Encorvado bajo la manta, se acercó renqueando a la cama y se sentó.

—No puedo convertirte en Caballero de la Muerte, pero te prometo los poderes de un Acólito de los Huesos —ofreció Chemosh.

—¿Un «acó» qué? —preguntó Krell con recelo.

—¡Ahora no tengo tiempo para explicártelo! En este momento, estoy bastante ocupado. Me obligan a que preste un juramento divino. Pero vas a ser muy poderoso. Lo prometo.

Krell lo pensó un momento. Chemosh tendría que cumplir su palabra si quería que él cumpliera la misión.

—Está bien —aceptó Krell a regañadientes—. Convertidme en un Acólito de Hueso o como se diga. ¿Dónde encuentro a Mina?

—No tengo la menor idea. Saltó al mar desde las almenas.

—Entonces, lo que queréis es recuperar su cadáver, ¿verdad, señor? —Krell estaba decepcionado.

—¡Es una diosa, idiota! ¡No puede morir! Por la calavera, ¡acabaría antes mandándoselo a la escoba! Tengo que irme ya...

—Pero ¿por dónde debería empezar a buscar, mi señor? —preguntó Krell, pero no recibió respuesta alguna.

No obstante, Krell ya tenía una idea. Se trataba del monje de Mina, el que había encontrado en la gruta. En un primer momento, Krell había creído que el monje era su amante. Pero ya no estaba tan seguro. De todos modos, parecía que Mina sentía un interés especial por él. Se había escabullido del castillo de Chemosh para reunirse con él en secreto en la gruta. Era poco probable que el monje se hubiera ido a ningún sitio.

Krell se levantó y entonces se dio cuenta de que no era muy buena idea enfrentarse a Mina envuelto en una manta.

—¡Mi señor! —gritó Krell—. ¡Un Acólito de los Huesos! ¿Os acordáis?

Chemosh se acordaba perfectamente. Concedió a Krell los poderes de un Acólito de los Huesos y, aunque no eran tan impresionantes como cuando había sido un Caballero de la Muerte, Krell quedó satisfecho con los resultados.

5

Beleño entró en la gruta, tambaleándose debajo de un montón de leña. La dejó caer en el suelo y después se quedó mirando fijamente a la niña, que yacía inmóvil sobre las piedras frías, mientras Rhys le frotaba las manos heladas para intentar que entrara en calor. Atta entró trotando, olfateó a la pequeña, dejó escapar un gruñido y se retiró a la otra esquina de la cueva.

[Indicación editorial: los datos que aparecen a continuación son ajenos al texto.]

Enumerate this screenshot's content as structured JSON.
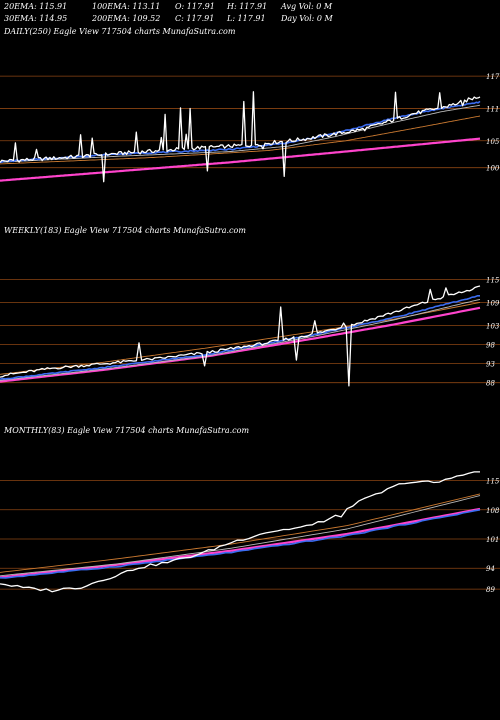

—Necesitamos yesca para encender el fuego —dijo Rhys—, A lo mejor sirven unas algas. Si pudieras darte prisa...

Mascullando para sí, Beleño llamó a Atta y los dos volvieron a salir. Rhys esperaba que no perdieran el tiempo. Sentía la piel de la niña fría y húmeda, los latidos de su pequeño corazón eran lentos y débiles, y tenía las uñas y los labios azulados.